The Glamorous Life


Sheila Escovedo was a session-player phenom long before Prince brought her into his orbit — a percussionist conversant enough in jazz, R&B, and Latin music to be in the Rolodex of George Duke and Marvin Gaye (not to mention her own father Pete). The Glamorous Life just elaborated on that background to posit the idea that Sheila E. could be a star. And while it helps that she got to record some of the best feminine-studies songs Prince ever surrendered, cresting with a title track that sits high in the money-versus-love pop pantheon, she’s able to pull it off so well because of a showbiz-lifer background that refuses to see muso chops and star-appeal iconography as adversaries.
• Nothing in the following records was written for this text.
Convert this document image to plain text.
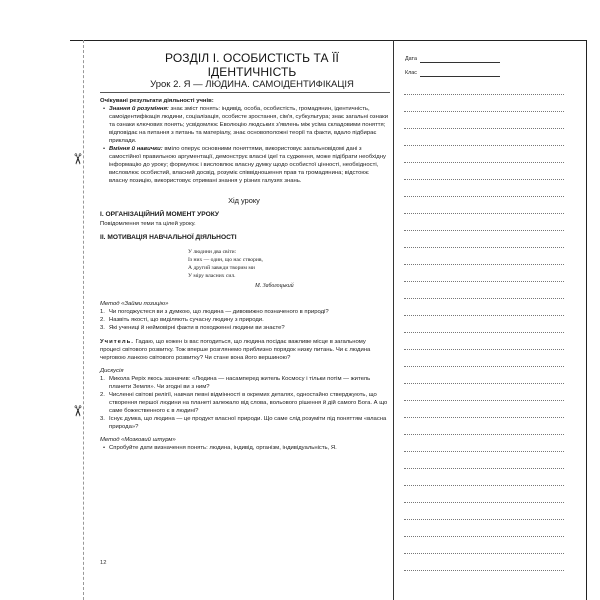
✂
✂
РОЗДІЛ І. ОСОБИСТІСТЬ ТА ЇЇ ІДЕНТИЧНІСТЬ
Урок 2. Я — ЛЮДИНА. САМОІДЕНТИФІКАЦІЯ
Дата
Клас

Очікувані результати діяльності учнів:

• Знання й розуміння: знає зміст понять: індивід, особа, особистість, громадянин, ідентичність, самоідентифікація людини, соціалізація, особисте зростання, сім'я, субкультура; знає загальні ознаки та ознаки ключових понять; усвідомлює Еволюцію людських з'явлень між усіма складовими поняття; відповідає на питання з питань та матеріалу, знає основоположні теорії та факти, вдало підбирає приклади.

• Вміння й навички: вміло оперує основними поняттями, використовує загальновідомі дані з самостійної правильною аргументації, демонструє власні ідеї та судження, може підібрати необхідну інформацію до уроку; формулює і висловлює власну думку щодо особистої цінності, необхідності, висловлює особистий, власний досвід, розуміє співвідношення прав та громадянина; відстоює власну позицію, використовує отримані знання у різних галузях знань.

Хід уроку

І. ОРГАНІЗАЦІЙНИЙ МОМЕНТ УРОКУ

Повідомлення теми та цілей уроку.

ІІ. МОТИВАЦІЯ НАВЧАЛЬНОЇ ДІЯЛЬНОСТІ

У людини два світи:
Із них — один, що нас створив,
А другий завжди творим ми
У міру власних сил.

М. Заболоцький

Метод «Займи позицію»

1. Чи погоджуєтеся ви з думкою, що людина — дивовижно позначеного в природі?

2. Назвіть якості, що виділяють сучасну людину з природи.

3. Які учениці й неймовірні факти в походженні людини ви знаєте?

Учитель. Гадаю, що кожен із вас погодиться, що людина посідає важливе місце в загальному процесі світового розвитку. Тож вперше розглянемо приблизно порядок низку питань. Чи є людина черговою ланкою світового розвитку? Чи стане вона його вершиною?

Дискусія

1. Микола Реріх якось зазначив: «Людина — насамперед житель Космосу і тільки потім — житель планети Земля». Чи згодні ви з ним?

2. Численні світові релігії, навчая певні відмінності в окремих деталях, одностайно стверджують, що створення першої людини на планеті залежало від слова, вольового рішення й дій самого Бога. А що саме божественного є в людині?

3. Існує думка, що людина — це продукт власної природи. Що саме слід розуміти під поняттям «власна природа»?

Метод «Мозковий штурм»

• Спробуйте дати визначення понять: людина, індивід, організм, індивідуальність, Я.

12
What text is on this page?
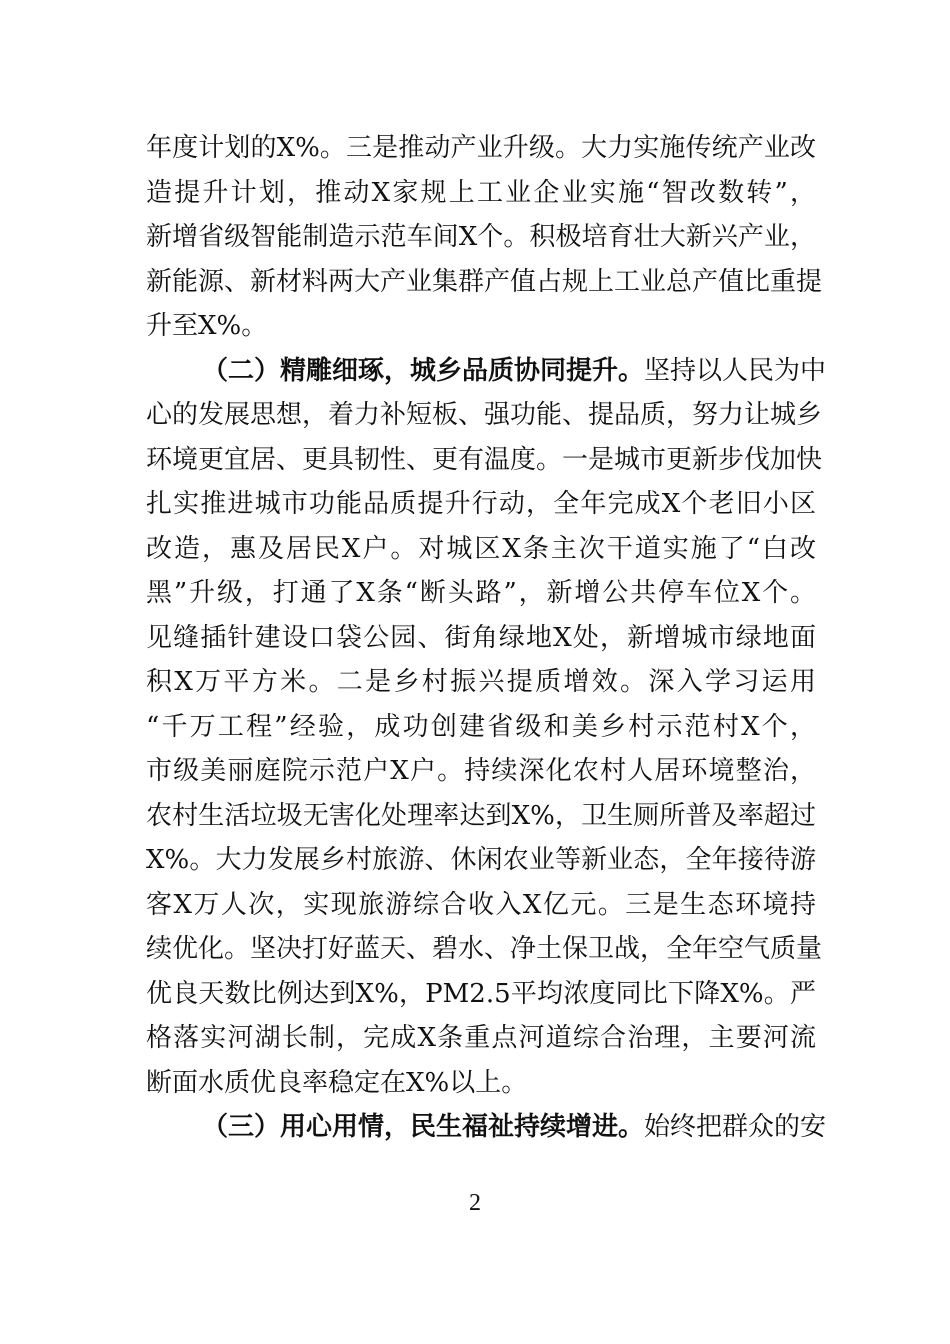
年度计划的X%。三是推动产业升级。大力实施传统产业改
造提升计划，推动X家规上工业企业实施“智改数转”，
新增省级智能制造示范车间X个。积极培育壮大新兴产业，
新能源、新材料两大产业集群产值占规上工业总产值比重提
升至X%。
（二）精雕细琢，城乡品质协同提升。坚持以人民为中
心的发展思想，着力补短板、强功能、提品质，努力让城乡
环境更宜居、更具韧性、更有温度。一是城市更新步伐加快
扎实推进城市功能品质提升行动，全年完成X个老旧小区
改造，惠及居民X户。对城区X条主次干道实施了“白改
黑”升级，打通了X条“断头路”，新增公共停车位X个。
见缝插针建设口袋公园、街角绿地X处，新增城市绿地面
积X万平方米。二是乡村振兴提质增效。深入学习运用
“千万工程”经验，成功创建省级和美乡村示范村X个，
市级美丽庭院示范户X户。持续深化农村人居环境整治，
农村生活垃圾无害化处理率达到X%，卫生厕所普及率超过
X%。大力发展乡村旅游、休闲农业等新业态，全年接待游
客X万人次，实现旅游综合收入X亿元。三是生态环境持
续优化。坚决打好蓝天、碧水、净土保卫战，全年空气质量
优良天数比例达到X%，PM2.5平均浓度同比下降X%。严
格落实河湖长制，完成X条重点河道综合治理，主要河流
断面水质优良率稳定在X%以上。
（三）用心用情，民生福祉持续增进。始终把群众的安
2
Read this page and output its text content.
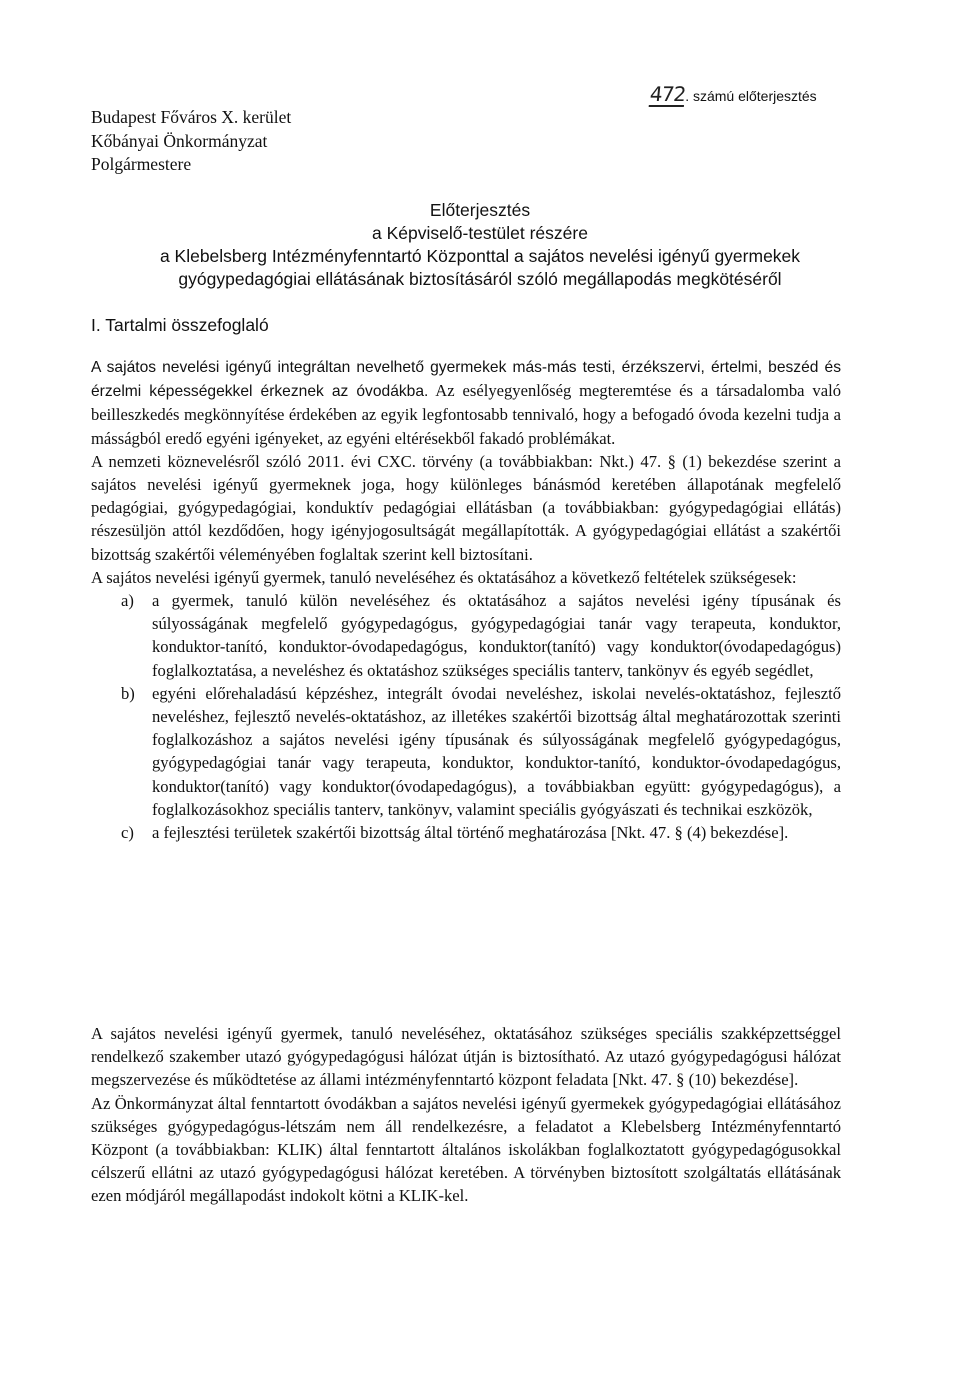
Budapest Főváros X. kerület
Kőbányai Önkormányzat
Polgármestere
472. számú előterjesztés
Előterjesztés
a Képviselő-testület részére
a Klebelsberg Intézményfenntartó Központtal a sajátos nevelési igényű gyermekek
gyógypedagógiai ellátásának biztosításáról szóló megállapodás megkötéséről
I. Tartalmi összefoglaló

A sajátos nevelési igényű integráltan nevelhető gyermekek más-más testi, érzékszervi, értelmi, beszéd és érzelmi képességekkel érkeznek az óvodákba. Az esélyegyenlőség megteremtése és a társadalomba való beilleszkedés megkönnyítése érdekében az egyik legfontosabb tennivaló, hogy a befogadó óvoda kezelni tudja a másságból eredő egyéni igényeket, az egyéni eltérésekből fakadó problémákat.

A nemzeti köznevelésről szóló 2011. évi CXC. törvény (a továbbiakban: Nkt.) 47. § (1) bekezdése szerint a sajátos nevelési igényű gyermeknek joga, hogy különleges bánásmód keretében állapotának megfelelő pedagógiai, gyógypedagógiai, konduktív pedagógiai ellátásban (a továbbiakban: gyógypedagógiai ellátás) részesüljön attól kezdődően, hogy igényjogosultságát megállapították. A gyógypedagógiai ellátást a szakértői bizottság szakértői véleményében foglaltak szerint kell biztosítani.

A sajátos nevelési igényű gyermek, tanuló neveléséhez és oktatásához a következő feltételek szükségesek:

a) a gyermek, tanuló külön neveléséhez és oktatásához a sajátos nevelési igény típusának és súlyosságának megfelelő gyógypedagógus, gyógypedagógiai tanár vagy terapeuta, konduktor, konduktor-tanító, konduktor-óvodapedagógus, konduktor(tanító) vagy konduktor(óvodapedagógus) foglalkoztatása, a neveléshez és oktatáshoz szükséges speciális tanterv, tankönyv és egyéb segédlet,
b) egyéni előrehaladású képzéshez, integrált óvodai neveléshez, iskolai nevelés-oktatáshoz, fejlesztő neveléshez, fejlesztő nevelés-oktatáshoz, az illetékes szakértői bizottság által meghatározottak szerinti foglalkozáshoz a sajátos nevelési igény típusának és súlyosságának megfelelő gyógypedagógus, gyógypedagógiai tanár vagy terapeuta, konduktor, konduktor-tanító, konduktor-óvodapedagógus, konduktor(tanító) vagy konduktor(óvodapedagógus), a továbbiakban együtt: gyógypedagógus), a foglalkozásokhoz speciális tanterv, tankönyv, valamint speciális gyógyászati és technikai eszközök,
c) a fejlesztési területek szakértői bizottság által történő meghatározása [Nkt. 47. § (4) bekezdése].

A sajátos nevelési igényű gyermek, tanuló neveléséhez, oktatásához szükséges speciális szakképzettséggel rendelkező szakember utazó gyógypedagógusi hálózat útján is biztosítható. Az utazó gyógypedagógusi hálózat megszervezése és működtetése az állami intézményfenntartó központ feladata [Nkt. 47. § (10) bekezdése].

Az Önkormányzat által fenntartott óvodákban a sajátos nevelési igényű gyermekek gyógypedagógiai ellátásához szükséges gyógypedagógus-létszám nem áll rendelkezésre, a feladatot a Klebelsberg Intézményfenntartó Központ (a továbbiakban: KLIK) által fenntartott általános iskolákban foglalkoztatott gyógypedagógusokkal célszerű ellátni az utazó gyógypedagógusi hálózat keretében. A törvényben biztosított szolgáltatás ellátásának ezen módjáról megállapodást indokolt kötni a KLIK-kel.
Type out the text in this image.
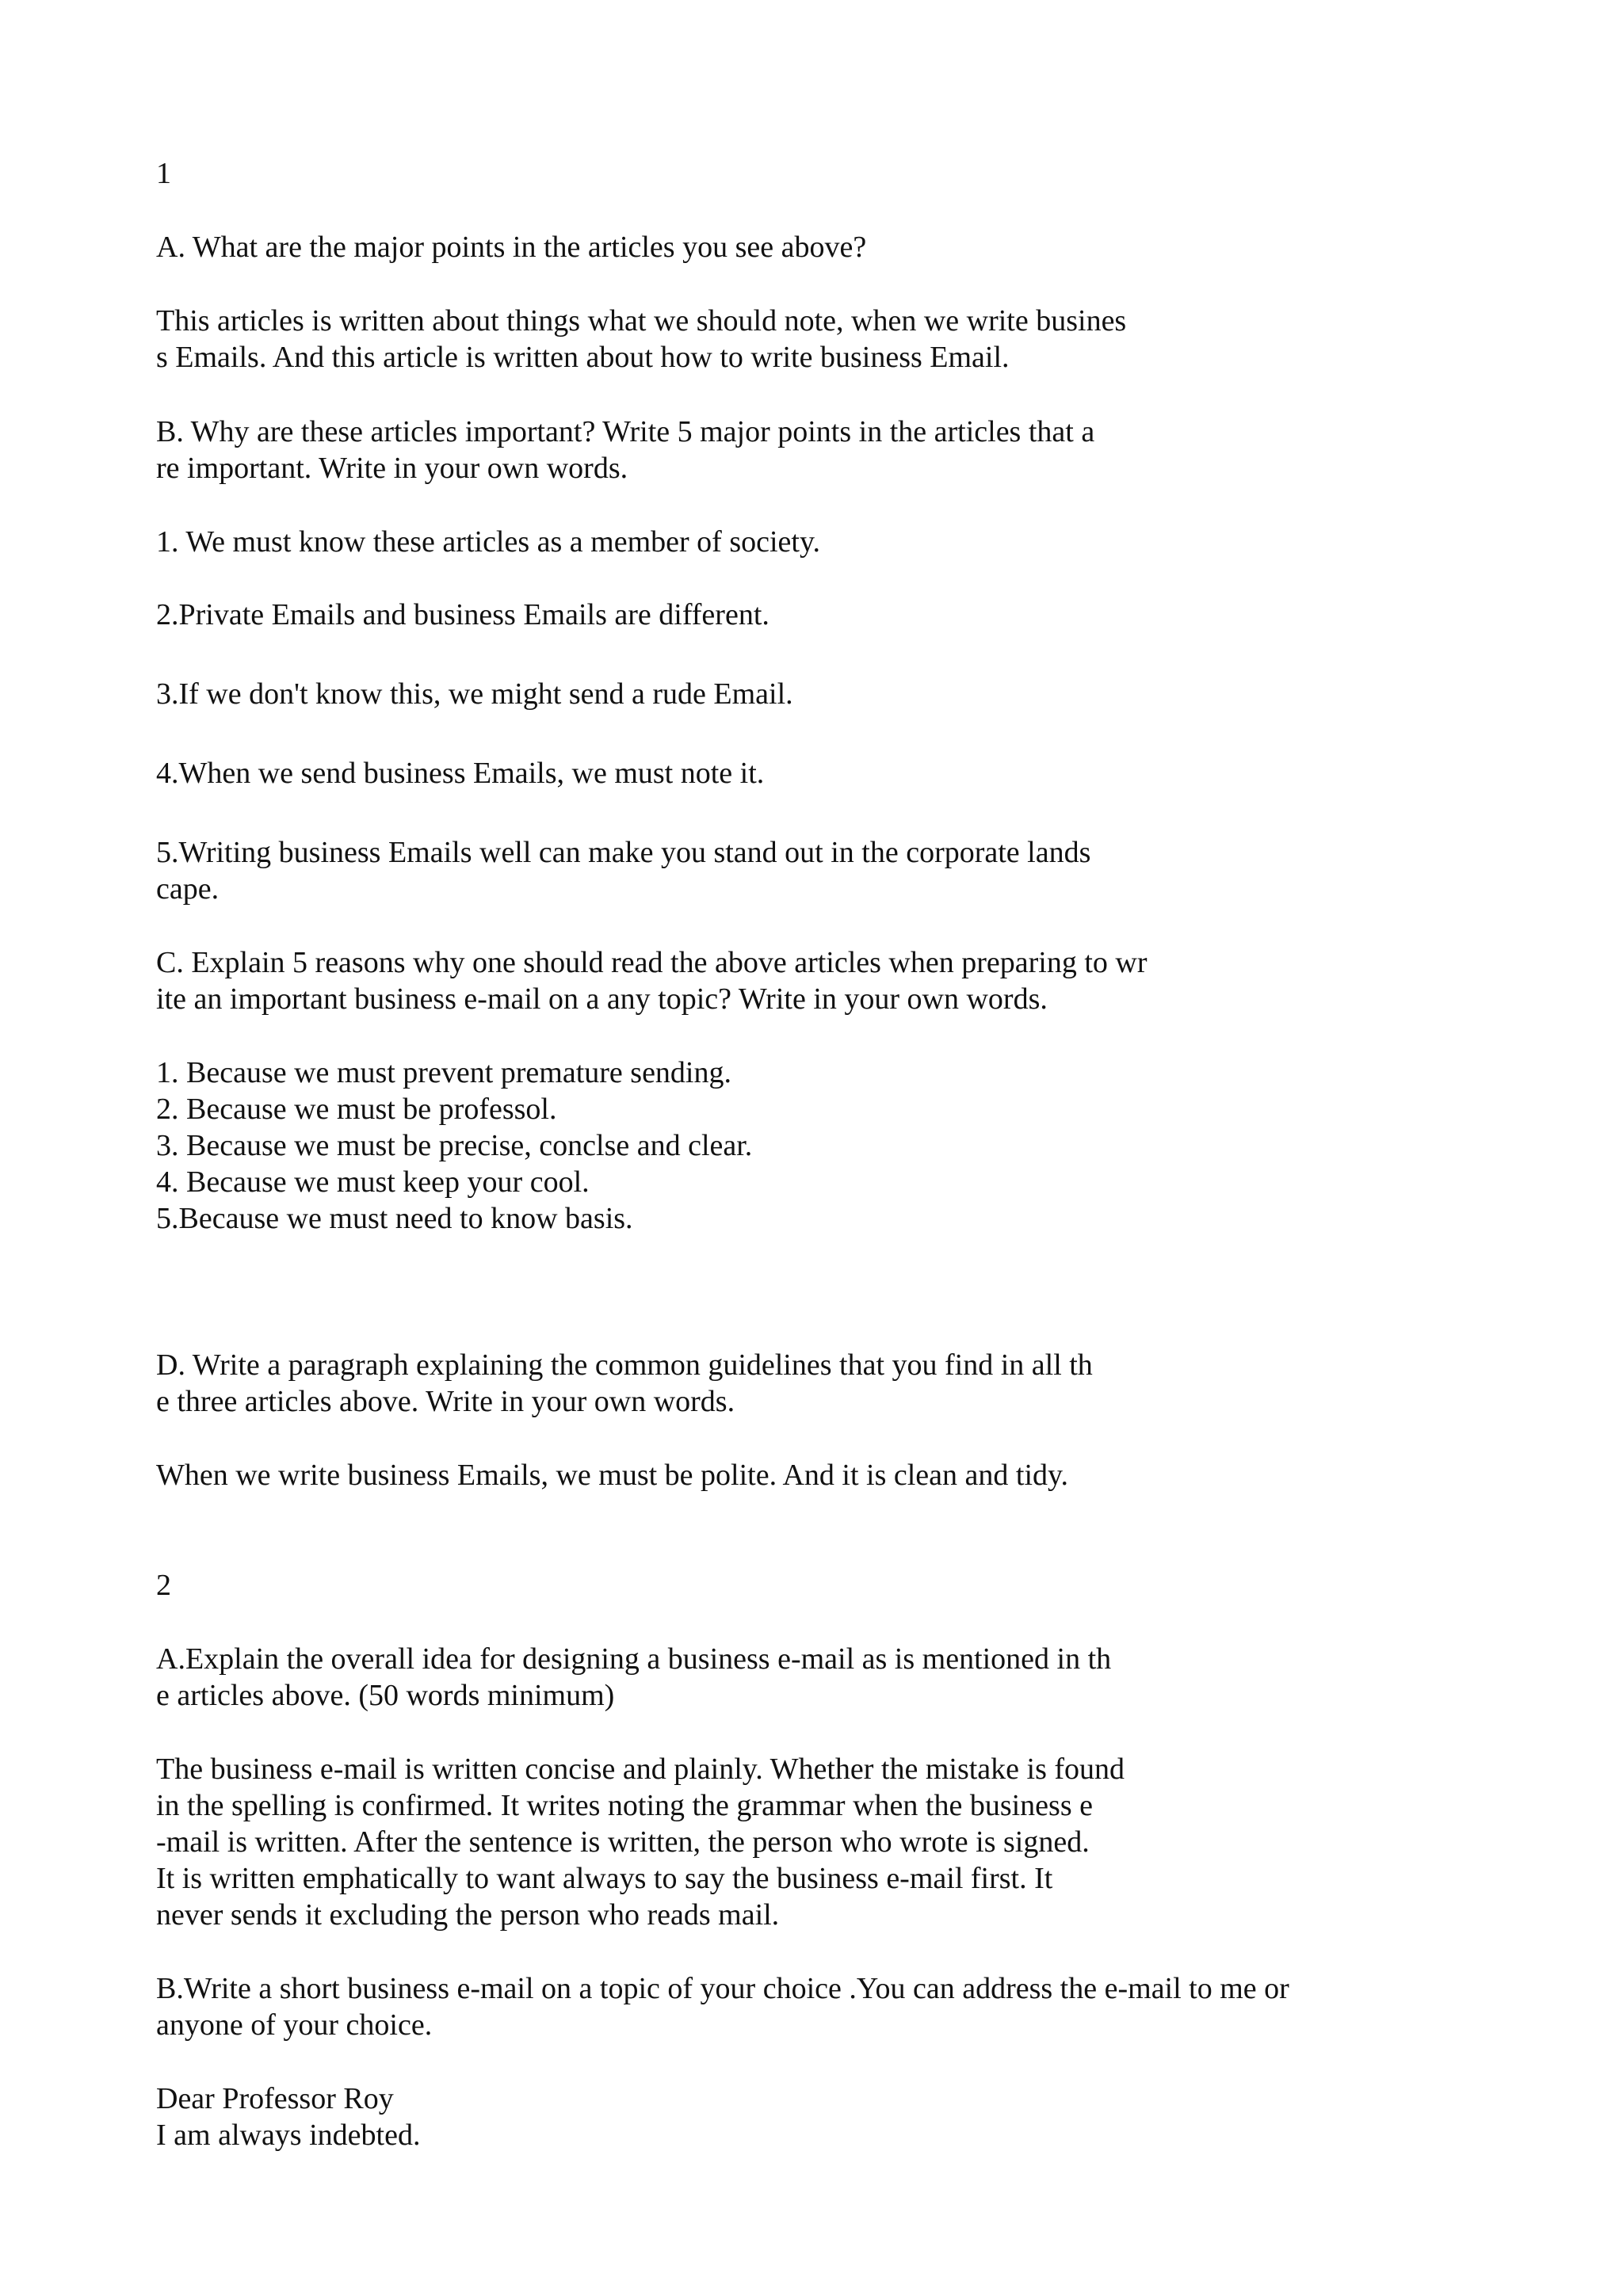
1

A. What are the major points in the articles you see above?

This articles is written about things what we should note, when we write busines

s Emails. And this article is written about how to write business Email.

B. Why are these articles important? Write 5 major points in the articles that a

re important. Write in your own words.

1. We must know these articles as a member of society.

2.Private Emails and business Emails are different.

3.If we don't know this, we might send a rude Email.

4.When we send business Emails, we must note it.

5.Writing business Emails well can make you stand out in the corporate lands

cape.

C. Explain 5 reasons why one should read the above articles when preparing to wr

ite an important business e-mail on a any topic? Write in your own words.

1. Because we must prevent premature sending.

2. Because we must be professol.

3. Because we must be precise, conclse and clear.

4. Because we must keep your cool.

5.Because we must need to know basis.

D. Write a paragraph explaining the common guidelines that you find in all th

e three articles above. Write in your own words.

When we write business Emails, we must be polite. And it is clean and tidy.

2

A.Explain the overall idea for designing a business e-mail as is mentioned in th

e articles above. (50 words minimum)

The business e-mail is written concise and plainly. Whether the mistake is found

in the spelling is confirmed. It writes noting the grammar when the business e

-mail is written. After the sentence is written, the person who wrote is signed.

It is written emphatically to want always to say the business e-mail first. It

never sends it excluding the person who reads mail.

B.Write a short business e-mail on a topic of your choice .You can address the e-mail to me or

anyone of your choice.

Dear Professor Roy

I am always indebted.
Prince’s imprint shows up on a couple other cuts, too, and their artistic collaboration makes for a winning line-straddle between R&B and new wave in fine Minneapolis sound tradition. While she’s a better drummer (i.e. fantastic) than singer (i.e. fine) — a fact she only sporadically shows off, primarily on the titular closer’s intricate timbale-riddled rhythmic interplay and the instrumental jam “Shortberry Strawcake” — she inhabits this world like a natural, where any vocal limitations can be easily repurposed into emotional directness. Rangier singers than her would have a harder time pulling off the openly vulnerable balladry of “Noon Rendezvous,” and “The Belle of St. Mark” — a sort of inverse of the title track, where she steps into the yearning woman’s role and is completely overwhelmed by infatuation instead of guarded against it by materialism — proves she’s just as assured expressing the intensity of love as she does coolly pinpointing its absence.